Frente aquela declaração, não houve possibilidade de fugir das comparações com as palavras rugidas por uma certa Sirena, há dois meses.

O mesmo tipo de desculpa e motivação era cuspido em sua cara, deixando-o contra a parede.

Não obstante a isso, a estranha vivência de seus sonhos passou a também o atiçar naquele momento.

O cenário branco, a figura borrada... Todos os mínimos detalhes ganharam destaque em sua mente por um milésimo.

Enquanto absorvia a gama de sensações, voltou a erguer a cabeça. O brilho divino regressou à dupla de íris.

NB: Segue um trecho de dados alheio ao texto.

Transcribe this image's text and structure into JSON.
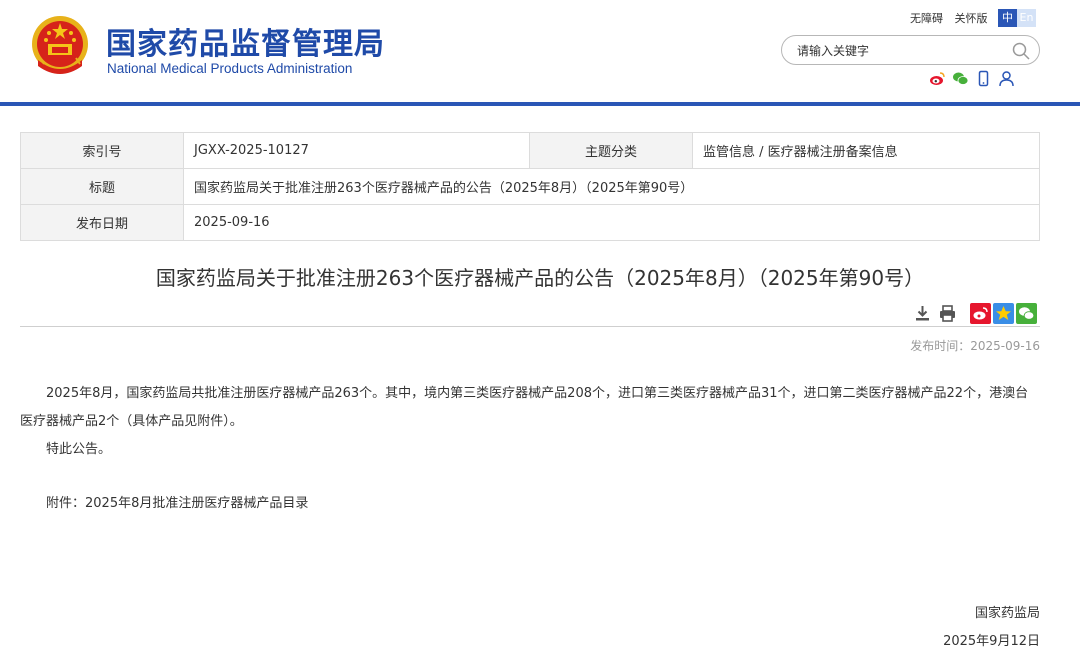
{
  "header": {
    "title_cn": "国家药品监督管理局",
    "title_en": "National Medical Products Administration",
    "links": [
      "无障碍",
      "关怀版"
    ],
    "lang_cn": "中",
    "lang_en": "En",
    "search_placeholder": "请输入关键字",
    "colors": {
      "brand": "#1f4aa8",
      "rule": "#2a56b6"
    }
  },
  "meta": {
    "index_label": "索引号",
    "index_value": "JGXX-2025-10127",
    "topic_label": "主题分类",
    "topic_value": "监管信息 / 医疗器械注册备案信息",
    "title_label": "标题",
    "title_value": "国家药监局关于批准注册263个医疗器械产品的公告（2025年8月）（2025年第90号）",
    "date_label": "发布日期",
    "date_value": "2025-09-16"
  },
  "article": {
    "title": "国家药监局关于批准注册263个医疗器械产品的公告（2025年8月）（2025年第90号）",
    "publish_time": "发布时间：2025-09-16",
    "paragraphs": [
      "2025年8月，国家药监局共批准注册医疗器械产品263个。其中，境内第三类医疗器械产品208个，进口第三类医疗器械产品31个，进口第二类医疗器械产品22个，港澳台医疗器械产品2个（具体产品见附件）。",
      "特此公告。"
    ],
    "attachment": "附件：2025年8月批准注册医疗器械产品目录",
    "signer": "国家药监局",
    "sign_date": "2025年9月12日"
  }
}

Isso o levou a grunhir irritado...

— Isso de novo... sempre isso.

Naquele período, o primeiro dentre todos, Damon aceitou todos os sentimentos.

E, conduzido por eles, venceu a disputa de força contra o inimigo ao empurrá-lo com os braços.

Sem parar por ali, disparou a nova investida.

O ataque veloz recebido por Prometheus mostrou-se ainda mais violento que os demais. Só ficava atrás para a Arte do Relâmpago usada há pouco, ponderou no desespero.

A pressão da colisão entre os armamentos fez suas pernas afundarem na terra. Rachaduras grossas se alastraram por boa extensão da superfície.

Depois de forçar ao limite e ser repelido pelo flanco, o descendente olímpico pegou impulso na parede com as pernas e regressou ainda mais rápido.

Outra defesa instintiva do titã, que quase caiu.

“Ele está...!”, na terceira evasão, sentiu uma descarga elétrica aquecer seu corpo. “Ele está evoluindo cada vez mais!!”

Mesmo a filha de Hades podia enxergar com precisão as melhorias de força e velocidade adquiridas pelo companheiro.

“Essa expressão...”, ainda assim, hesitou ao notar um detalhe a mais naquilo tudo.

“Essa sensação...!!”, igualmente ao Titã Condenado. “Seu poder cresce conforme sua ira se eleva!?”

Ao ter o torso lacerado por uma nova incisão, viu o jovem ranger os dentes e afiar o olhar através de sobrancelhas muito enrustidas.

Xingando em sua cabeça, executou uma resposta de emergência e acertou o plano com a espada de fogo, provocando outra explosão.

Foi encoberto por uma densa camada de fumaça. Seu sorriso regressou ao experimentar tamanha adrenalina governar todo o corpo.

Estava mais vivo do que nunca.

Do lado contrário, Damon abriu a cortina desbotada, trazendo o olhar do inimigo para onde estava: perto do teto do salão.

Prometheus demorou a crer que ele tinha chegado até lá sem que pudesse perceber. Um efeito ignorado de seu esperneio anterior.

Quando a gravidade executou sua ação, o garoto voltou a cair em direção ao inimigo atônito.

A influência esmagadora, liberada pela Energia Vital reunida na espada apontada para o alto, paralisou as ações do esguio.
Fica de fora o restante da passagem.